Sunday, August 4, 2013

Silent Sundays: Phantom (1922)


Almost all of the greatest films ever made are love stories. They tell about lost and tortured love and obsession. The world, life, space, class, whatever you can imagine give the two lovers obstacles as they try to unite. In most of the stories it is the man who becomes obsessed with the woman and does anything in his power to get to her. If it was always women chasing after the man the woman would be called an obsessive annoyance and not a romantic but that is a discussion for another time. In F.W. Murnau’s silent film Phantom it is a young man who is literally knocked down by love and his life dragged to depths he never could have imagined.
            Lorenz Lubato and his wife Maria are happily married. She gives him a book to write his story. Lorenz asks her if she thinks if he writes his story the memory will be less painful. Maria believes it will help with his painful memory.
            Some time ago Lorenz used to live at home with his mother, sister Melanie, and brother. In this time he was the city clerk and was never on time. In his spare time Lorenz would write poetry and one day he brought it to Maria and her father who ran a book store. Her father thinks his poems are amazing and wants to give it to a professor from the local university to look over. On his way to work one morning Lorenz is hit by a horse that was being driven by a young woman. The young woman gets out of the carriage to check on him. She is beautiful and from that moment on Lorenz can think of no one and nothing but her. The girl rides away and Lorenz walks dreamily back home. He does not even listen to his mother talk to him about Melanie and what she has been up to he stares off into another world and dreams that he is chasing the girl as she rides away in her horse and carriage.
            After this incident Lorenz’s life is never the same. He obsesses over the girl who he finds her name is Veronika. Day and night he causes trouble around Veronika’s home looking for her. Lorenz finds out from an acquaintance that Veronika is engaged to another man. With this news Lorenz asks to speak to Veronika’s parents to tell them how much he loves her. The father tells Lorenz to come back in a year and the love struck young man happily leaves their home. The mother thinks her son is sick and cannot control what he does. His obsession makes him miss work without an excuse and he loses his city clerk position.

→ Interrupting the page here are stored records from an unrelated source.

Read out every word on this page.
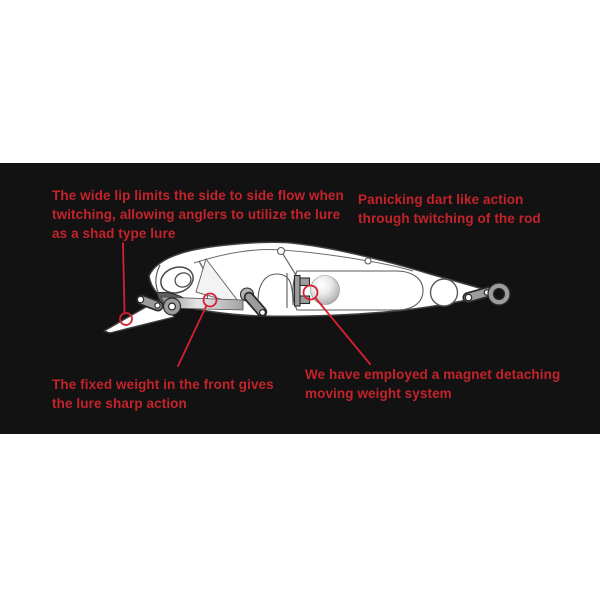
The wide lip limits the side to side flow when
twitching, allowing anglers to utilize the lure
as a shad type lure
Panicking dart like action
through twitching of the rod
The fixed weight in the front gives
the lure sharp action
We have employed a magnet detaching
moving weight system
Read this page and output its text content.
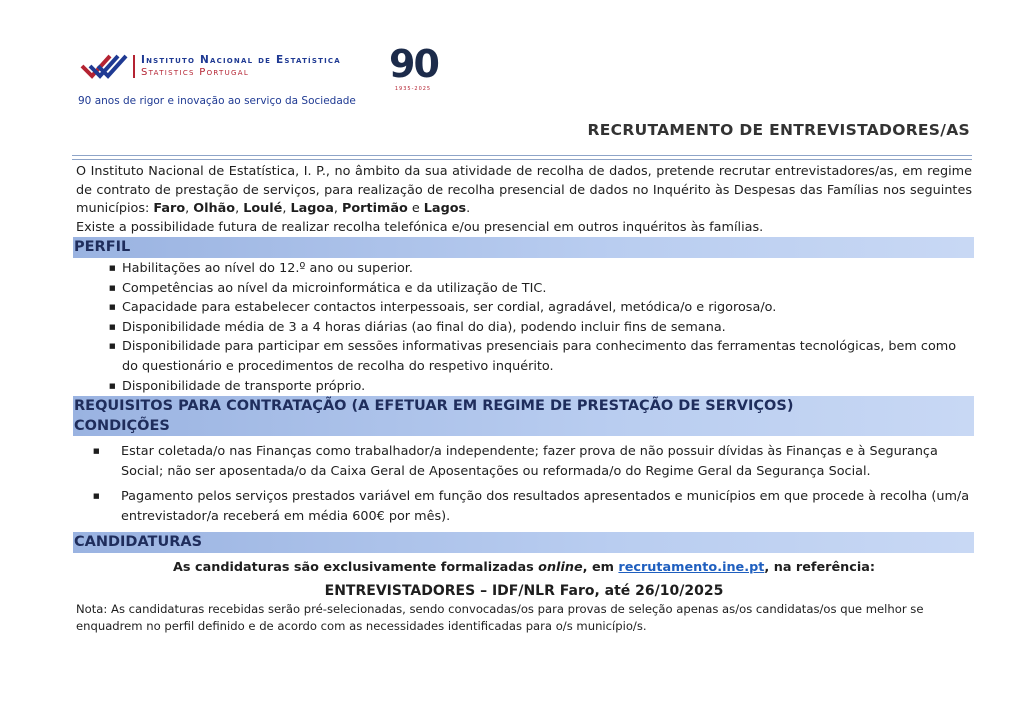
Instituto Nacional de Estatística
Statistics Portugal	90
1935-2025
90 anos de rigor e inovação ao serviço da Sociedade
RECRUTAMENTO DE ENTREVISTADORES/AS

O Instituto Nacional de Estatística, I. P., no âmbito da sua atividade de recolha de dados, pretende recrutar entrevistadores/as, em regime de contrato de prestação de serviços, para realização de recolha presencial de dados no Inquérito às Despesas das Famílias nos seguintes municípios: Faro, Olhão, Loulé, Lagoa, Portimão e Lagos.

Existe a possibilidade futura de realizar recolha telefónica e/ou presencial em outros inquéritos às famílias.

PERFIL
■ Habilitações ao nível do 12.º ano ou superior.
■ Competências ao nível da microinformática e da utilização de TIC.
■ Capacidade para estabelecer contactos interpessoais, ser cordial, agradável, metódica/o e rigorosa/o.
■ Disponibilidade média de 3 a 4 horas diárias (ao final do dia), podendo incluir fins de semana.
■ Disponibilidade para participar em sessões informativas presenciais para conhecimento das ferramentas tecnológicas, bem como do questionário e procedimentos de recolha do respetivo inquérito.
■ Disponibilidade de transporte próprio.
REQUISITOS PARA CONTRATAÇÃO (A EFETUAR EM REGIME DE PRESTAÇÃO DE SERVIÇOS)
CONDIÇÕES
■ Estar coletada/o nas Finanças como trabalhador/a independente; fazer prova de não possuir dívidas às Finanças e à Segurança Social; não ser aposentada/o da Caixa Geral de Aposentações ou reformada/o do Regime Geral da Segurança Social.
■ Pagamento pelos serviços prestados variável em função dos resultados apresentados e municípios em que procede à recolha (um/a entrevistador/a receberá em média 600€ por mês).
CANDIDATURAS
As candidaturas são exclusivamente formalizadas online, em recrutamento.ine.pt, na referência:
ENTREVISTADORES – IDF/NLR Faro, até 26/10/2025
Nota: As candidaturas recebidas serão pré-selecionadas, sendo convocadas/os para provas de seleção apenas as/os candidatas/os que melhor se enquadrem no perfil definido e de acordo com as necessidades identificadas para o/s município/s.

            One night Lorenz goes out to a dancehall with Melanie. He meets a young woman and her partner. The young woman looks like Veronika. She needs to paid for her time so Lorenz goes to his aunt who runs a business. When his aunt does not get her money back she threatens Lorenz and the young woman with the police and jail. Lorenz cannot come up with the money and surrenders himself to the police.
            When he is released Maria and her Father are waiting for him.
            I was expecting Phantom to be better than it was. The story did not hold my interest. When I heard the title and that Murnau was the director I thought it would be about phantoms and nightmares not about an obsessed young man. Murnau took some aspects from Expressionism and added them to this film to give the story its phantom-dream- like look. The Expressionist look was used perfectly in a scene towards the end of the film where Lorenz is at a dancehall with the young woman who looks like Veronika. He dreams his life is spiraling out of control and slowing going down. The floor underneath Lorenz and the girl actually moves down and Murnau had a bicyclist ride around a ring above. Phantom was an alright film it is not what I was expecting from Murnau.